Is delaying Social Security the world’s best investment? Think about that for a minute. I will turn 62 this year, making me eligible to claim Social Security retirement benefits. While I have already decided against taking the money early, I still enjoy checking the validity of my decision with some economic due diligence.
As one example, if a 62 year old unmarried man in average health waits until age 67 to collect Social Security (instead of age 62), that is the equivalent of buying a long-term bond that pays 3.2% a year. (If that man were a woman, the annual return is 4%.)
The numbers get even better for married couples, if they follow a “restricted application” strategy. Using this strategy, the higher-earning married spouse delays claiming his or her own benefit from age 62 to age 70. Instead, that spouse begins collecting spousal benefits at age 66 from the lower-earner’s earnings record. The investment return arising from this strategy is equivalent to owning a bond that yields 7.0% annually!
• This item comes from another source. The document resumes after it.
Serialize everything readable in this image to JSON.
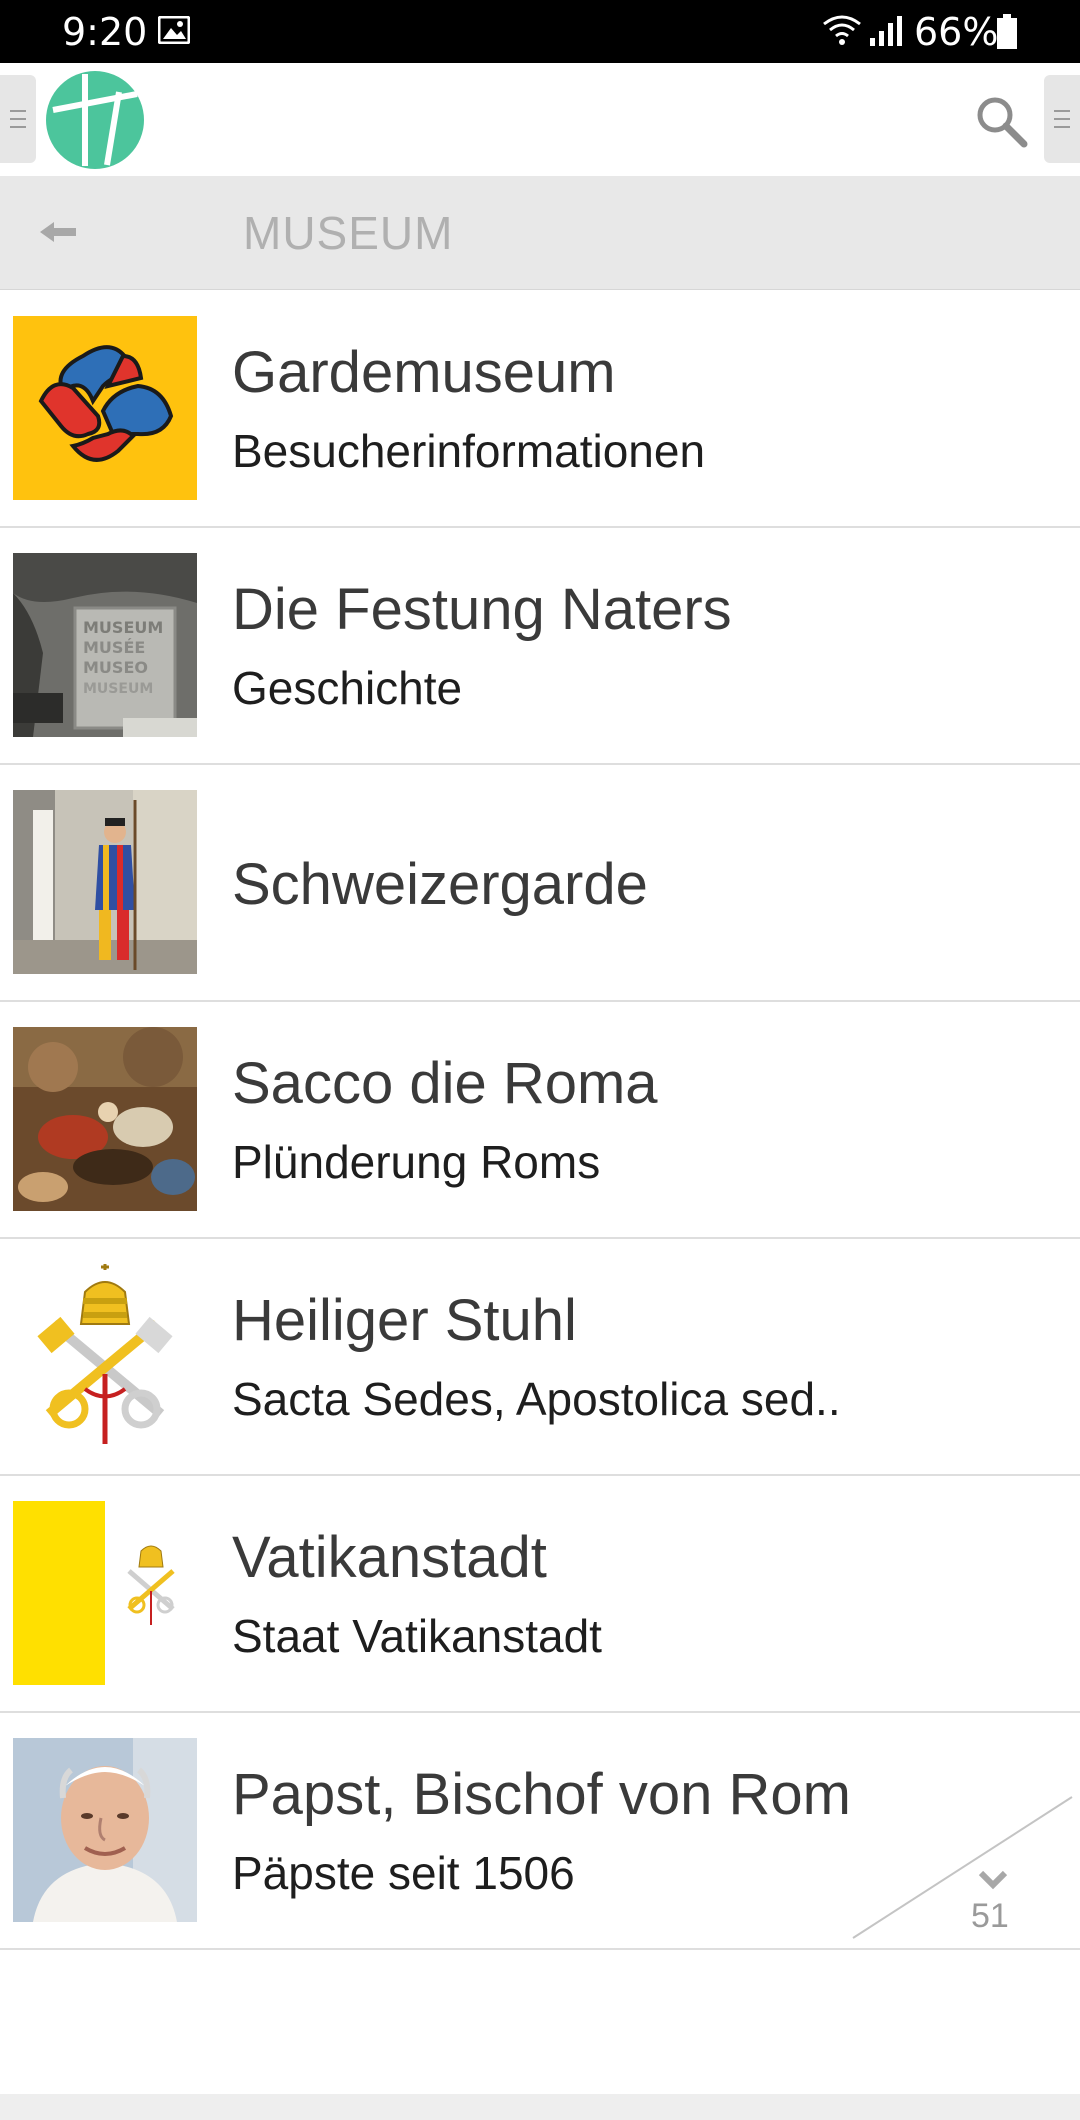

Actually, the equivalent investment return is even better than from a conventional bond, because the Social Security payments are government-guaranteed, adjusted for inflation, and for most folks, tax-free. A typical retiree would have to earn more than 10% on a fixed rate, taxable CD to do this well.
As the article points out, the wild card in this analysis is health. But unless my expectations of a normal life span are already in doubt, I am not going to “take the money and run” early just because I am afraid of dying young.